Research - Abstraction and Process art

The term can be applied to art that is based on an object, figure or landscape, where forms have been simplified or schematic. It is also applied to art that uses forms, such as geometric shapes or gestural marks, which have no source at all in an external visual reality. Some artists of this abstraction movement have preferred terms such as non-objective art, but in practice, the word abstract is used across the board and the distinction between the two is not always obvious.

It is the art that does not attempt to represent an accurate depiction of a visual reality but instead uses shapes, colours, forms and gestural marks to achieve its effects.

Abstract art became a well-known art form in the 20th century as it started to evolve in the 19th Century. It originally started in 1844 with the artistic industrial revolution. The Industrial Revolution brought great advances in engineering, which included the mechanisation of factories and the invention of the steam engine.

JMW Turner was a ground-breaking painter whose work captured some changes within England. The style of painting came to place on the appearance of light and verged towards abstraction. For example, his 1844 painting Rain, Steam, and Speed - The Great Western Railway offers little detail of the landscape, its dramatic viewpoint manages to both create an atmosphere and give an impression of rapid movement.



Abstract art has evolved to the point that simplistic shapes can be considered art, such as Composition with Red, Blue and Yellow by Piet Mondrian created in 1930. It consists of thick, black brushwork, defining the borders of coloured rectangles. As the title suggests, the only colours used in it besides black and white are red, blue, and yellow oil paints on canvas. The piece is very similar to Mondrian's 1930 Composition II in Red, Blue, and Yellow.





Both artists' styles contrast against each other due to the time of the art revolution, JMW Turner's art is more detailed than Piet's. His paintings show details so the viewer can gain an idea of what these abstracted shapes are supposed to be, while some of Piet's are the opposite. The viewer can interpret what this art could represent, rather than Turner's who is what it shows.

Both artists pieces of art are abstract to start with as they are in the process of creation, but as time goes on and they become more detailed, they are still abstract pieces of art.



(JMW Turner - Vesuvius in Eruption, 1817-20, Watercolour, gum, and scraping out on paper)





(Piet Mondrian - Broadway Boogie Woogie, 1942-43, Oil on canvas)

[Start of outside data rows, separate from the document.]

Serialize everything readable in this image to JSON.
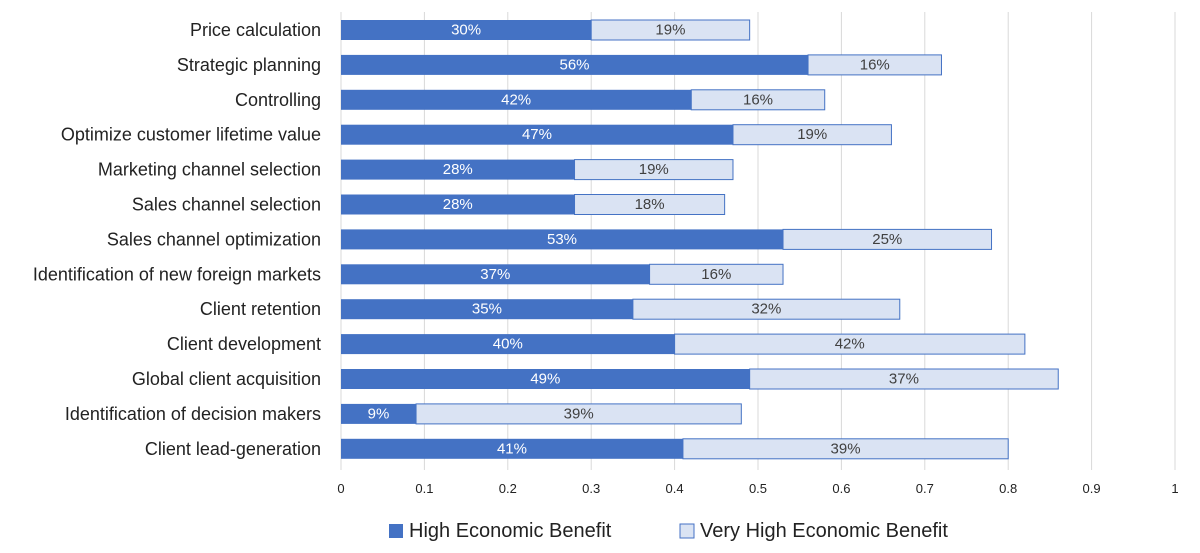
{
  "chart_data": {
    "type": "bar",
    "orientation": "horizontal",
    "stacked": true,
    "categories": [
      "Price calculation",
      "Strategic planning",
      "Controlling",
      "Optimize customer lifetime value",
      "Marketing channel selection",
      "Sales channel selection",
      "Sales channel optimization",
      "Identification of new foreign markets",
      "Client retention",
      "Client development",
      "Global client acquisition",
      "Identification of decision makers",
      "Client lead-generation"
    ],
    "series": [
      {
        "name": "High Economic Benefit",
        "color": "#4472c4",
        "label_color": "#ffffff",
        "values": [
          0.3,
          0.56,
          0.42,
          0.47,
          0.28,
          0.28,
          0.53,
          0.37,
          0.35,
          0.4,
          0.49,
          0.09,
          0.41
        ],
        "labels": [
          "30%",
          "56%",
          "42%",
          "47%",
          "28%",
          "28%",
          "53%",
          "37%",
          "35%",
          "40%",
          "49%",
          "9%",
          "41%"
        ]
      },
      {
        "name": "Very High Economic Benefit",
        "color": "#dae3f3",
        "border_color": "#4472c4",
        "label_color": "#404040",
        "values": [
          0.19,
          0.16,
          0.16,
          0.19,
          0.19,
          0.18,
          0.25,
          0.16,
          0.32,
          0.42,
          0.37,
          0.39,
          0.39
        ],
        "labels": [
          "19%",
          "16%",
          "16%",
          "19%",
          "19%",
          "18%",
          "25%",
          "16%",
          "32%",
          "42%",
          "37%",
          "39%",
          "39%"
        ]
      }
    ],
    "xlim": [
      0,
      1
    ],
    "xticks": [
      "0",
      "0.1",
      "0.2",
      "0.3",
      "0.4",
      "0.5",
      "0.6",
      "0.7",
      "0.8",
      "0.9",
      "1"
    ],
    "grid": "vertical",
    "legend_position": "bottom"
  }
}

"This canvas presents the viewer with the culmination of Mondrian's life-long pursuit of conveying the order that underlies the natural world through purely abstract forms on a flat picture plane. Broadening the use of his basic pictorial vocabulary of lines, squares and primary colours, the black grid has been replaced by lines of colour interspersed with blocks of solid colour. This, and his other late abstract paintings, show a new, revitalized energy that was directly inspired by the vitality of New York City and the tempo of jazz music. The asymmetrical distribution of the brightly coloured squares within the yellow lines echoes the varied pace of life in the bustling metropolis, one can almost see the people hurrying down the sidewalk as taxi cabs hustle from stop-light to stop-light. Broadway Boogie-Woogie not only alludes to life within the city but also heralds New York's developing role as the new centre of modern art after World War II. Mondrian's last complete painting demonstrates his continued stylistic innovation while remaining true to his theories and format."